Renewable energies are the most sustainable and long-lasting way to achieve the target of zero emissions, which we have brought forward by ten years to 2040
Ventotene and the green islands
A thorough transformation into a positive role model for the entire Mediterranean. This is the energy story of Ventotene, and other small islands off Italy’s coast, united by the difficult problem of their separation from the national grid on the mainland.
In May 2016, on Ventotene, Enel unveiled a ground-breaking system that integrates generation and storage to provide an island’s energy supply. It is a hybrid operation, depending on a 600kWh lithium-ion battery to bring an improvement in the quality of service offered to residents and a reduction in CO2 emissions.
Ventotene, in the Pontine archipelago, is the perfect arena for a trial of this kind. The island is a tourist destination with high peaks of demand for electricity during the summer season. Diesel generators have to be turned on and off frequently, with a non-optimal load that causes an increase in fuel consumption and affects the overall efficiency of the system. The battery installed by Enel permits storage of any excess electricity produced at peak times, thus avoiding winter wastage and summer blackouts when the island is densely populated.

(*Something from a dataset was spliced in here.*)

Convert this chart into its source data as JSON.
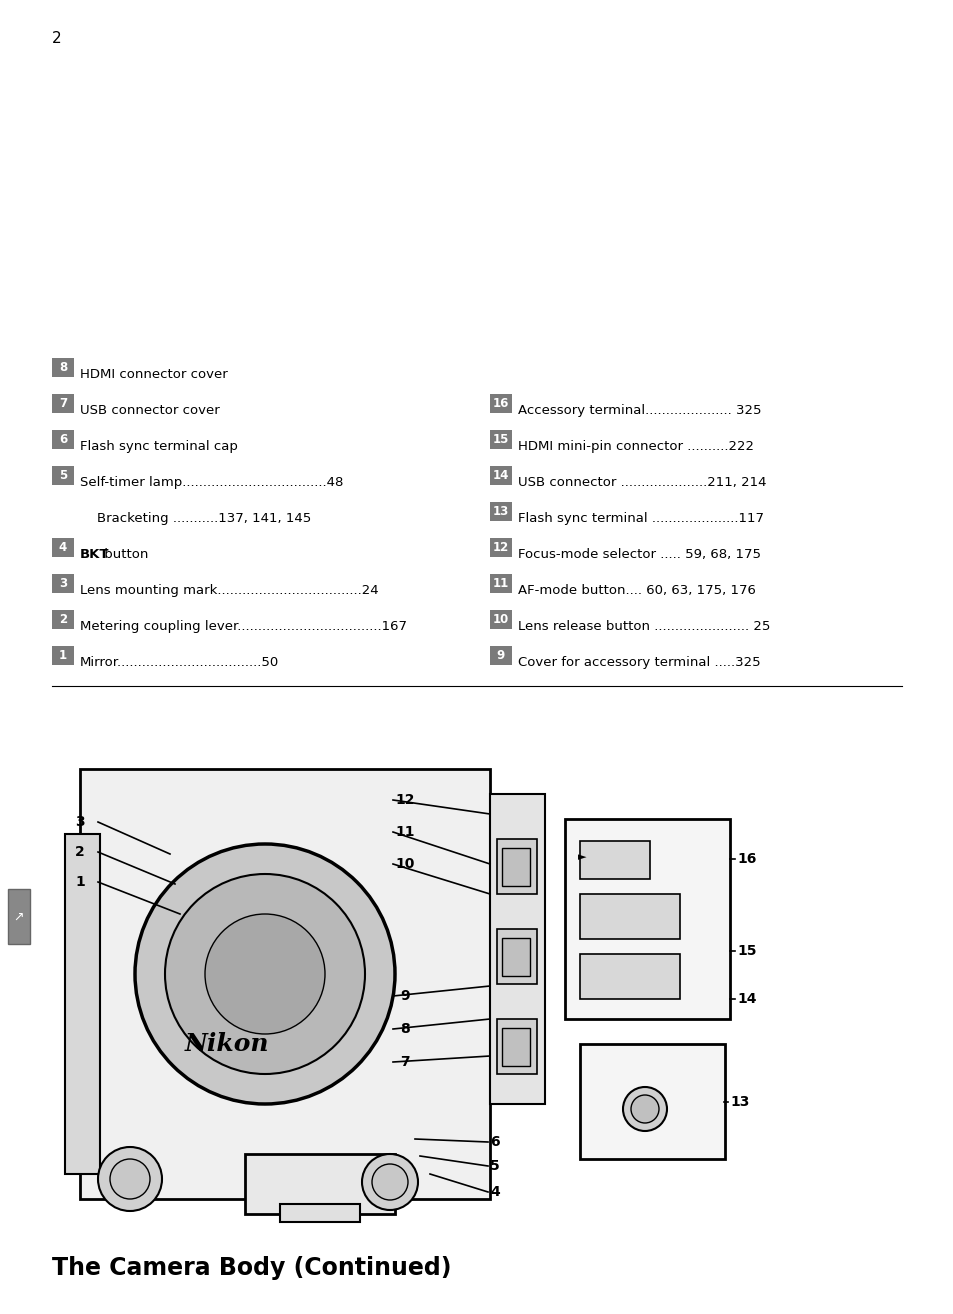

Ventotene provides a sustainable model that could be replicated on 286 European islands with benefits for the environment and the 10 million-plus people who live on them. But the tiny Pontine island is not the only one to have already implemented such an important development, because Capraia, too, has been shining a green light since 2014.
The Tuscan island is not connected to the mainland grid and the only fuel available is biodiesel that comes from the Enel production plant. This innovative and efficient energy model of low environmental-impact electricity production has made Capraia Italy’s first "green island", able to provide a low-voltage supply to 467 households and meet the demand of about 2,000 vacationers during the summer peak. Electricity for the island is produced by an electro-diesel plant consisting of four new generators for a total output of 2000kW, powered exclusively by biodiesel – biodegradable fuel, sulphur-free and with zero CO2 emissions – thus preventing 2,000 tonnes of CO2 per year from being released into the atmosphere.
Yet it's not only in Italy that green islands exist. The model created in 2014 by Enel in the Canaries is a working example of how it is possible to make islands energy independent using 100 per cent renewable sources – free from the need to import fossil fuels and without connection to mainland distribution networks. On El Hierro, the smallest of the islands in the Spanish archipelago, Endesa has built a hybrid wind-hydro system which – as well as providing energy self-sufficiency – guarantees an annual abatement of 18,700 tonnes of CO2 and a saving of €1.8 million on importing oil, based on its past energy needs.
Energetically self-sufficient, equipped with innovative power generation systems, environmentally and economically sustainable, the future of energy begins on the smaller islands.